Russia Is Losing Its Best and Brightest
Highly educated Russians are racing for the exits—but does Putin care?
Overall, the most alarming recent trend is the emigration of students and recent graduates, driven by low salaries for young researchers, housing issues, substandard research facilities, an inadequate overall scientific environment, low social prestige for scientists and lack of effective government measures to improve the situation. The problem then compounds: the emigration of Russian scientists leads to declining production of PhDs in the next generation, as measured by admissions and graduates. The resulting shortage of mentors encourages the next generation to follow and pursue doctoral studies abroad.
Skolkovo, a Kremlin-created Silicon Valley imitator just outside Moscow, was supposed to plug the leak, but several Russian observers now call Skolkovo an “incubator of emigrants.” More and more, investment in Skolkovo and its resident firms is coming from Russian state-controlled entities rather than from abroad. Financing for high-tech start-ups has always been scarce in Russia, and the local market for products limited, but the situation has been exacerbated by the ruble’s plunge and Western sanctions freezing Russia out of capital markets. Home-grown Russian venture-capital funds now invest almost entirely in Russia, unwilling to support start-up founders looking to build internationally oriented businesses. It’s no surprise that Russian social media is full of groups with names like “Time to Go?”, offering commiseration and advice for Russian professionals, especially those in high tech, contemplating a move.
With an eye to implications for economic development, some recent government actions appear designed to keep Russian talent at home. In October 2014, the government cancelled the Future Leaders Exchange (FLEX), a twenty-three-year-old high-school program that had supported twenty-three thousand Russian students to study in the United States. Putin has complained about foreign organizations “working like a vacuum cleaner” to lure the most talented Russians abroad. A spring 2015 survey of Russian students found 39 percent either considering or definitely planning to live and work abroad after graduation. A government scheme to offer full scholarships for 1,500 students to study in top universities around the world—in exchange for an ironclad commitment to return home—has been undersubscribed, the return-home clause a deal breaker. The government has recently doubled the stipend in hopes of filling the slots; the jury is still out on whether that will be enough. In the meantime, many Russian firms are reportedly disinterested in the program’s graduates, who will return from abroad full of “foreign ideas.”

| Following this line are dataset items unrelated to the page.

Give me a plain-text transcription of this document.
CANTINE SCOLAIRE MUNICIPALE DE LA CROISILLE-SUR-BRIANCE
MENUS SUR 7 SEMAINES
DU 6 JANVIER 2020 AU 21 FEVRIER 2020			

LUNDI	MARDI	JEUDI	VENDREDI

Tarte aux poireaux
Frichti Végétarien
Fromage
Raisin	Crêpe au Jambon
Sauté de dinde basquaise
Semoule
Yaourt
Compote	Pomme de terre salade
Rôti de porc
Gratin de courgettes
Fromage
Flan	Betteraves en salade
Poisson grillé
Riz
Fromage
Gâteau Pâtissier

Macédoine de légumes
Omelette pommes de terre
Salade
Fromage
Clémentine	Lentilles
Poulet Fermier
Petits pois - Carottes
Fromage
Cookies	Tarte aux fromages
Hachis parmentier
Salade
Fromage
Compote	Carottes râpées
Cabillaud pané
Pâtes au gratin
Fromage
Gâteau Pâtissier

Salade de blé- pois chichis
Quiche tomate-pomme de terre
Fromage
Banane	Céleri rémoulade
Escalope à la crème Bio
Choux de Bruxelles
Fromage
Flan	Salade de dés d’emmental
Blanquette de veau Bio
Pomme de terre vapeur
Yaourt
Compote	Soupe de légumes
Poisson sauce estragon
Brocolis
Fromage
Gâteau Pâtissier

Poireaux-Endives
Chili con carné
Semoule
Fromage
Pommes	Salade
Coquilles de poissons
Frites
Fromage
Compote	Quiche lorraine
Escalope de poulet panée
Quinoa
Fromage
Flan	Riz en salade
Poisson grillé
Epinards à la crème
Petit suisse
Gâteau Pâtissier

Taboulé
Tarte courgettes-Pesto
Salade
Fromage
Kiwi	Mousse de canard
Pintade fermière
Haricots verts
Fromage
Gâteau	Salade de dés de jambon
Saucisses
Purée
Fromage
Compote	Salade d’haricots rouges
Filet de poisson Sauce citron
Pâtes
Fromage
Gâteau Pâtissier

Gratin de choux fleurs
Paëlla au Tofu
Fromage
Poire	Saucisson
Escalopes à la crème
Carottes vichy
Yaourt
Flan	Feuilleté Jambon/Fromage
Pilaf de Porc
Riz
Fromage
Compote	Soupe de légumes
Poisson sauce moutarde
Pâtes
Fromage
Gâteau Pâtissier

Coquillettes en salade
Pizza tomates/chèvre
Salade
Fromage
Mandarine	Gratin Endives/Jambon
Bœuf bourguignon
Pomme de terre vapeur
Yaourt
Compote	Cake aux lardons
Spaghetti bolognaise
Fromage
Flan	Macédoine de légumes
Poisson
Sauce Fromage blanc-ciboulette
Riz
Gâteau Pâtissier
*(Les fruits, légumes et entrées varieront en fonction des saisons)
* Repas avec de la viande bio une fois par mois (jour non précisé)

Russian science and engineering, if not the entire “creative class,” including small- to medium-sized business owners, is increasingly relocating abroad, prompted by shifts in the country’s political environment over Putin’s third term. Not all the smart, young entrepreneurs are walking out the door, of course, but the exodus appears perilously close to a threshold that could matter. Combined with underlying demographic processes simultaneously hollowing out the working-age population, the implications for Russia’s economic and social development are stark. The only saving grace may be the continued ties—apartments, bank accounts and remittance flows, family—loosely binding those who have left to a country that, at core, they still love. But until and unless the current occupant of the Kremlin is gone, and although his regime may be pleased in the short term with the more compliant human capital that’s left behind, the long-term price appears quite high. Russia’s chief sustainable comparative advantage—its brainpower—is drifting away.
Judy Twigg is Professor of Political Science at Virginia Commonwealth University.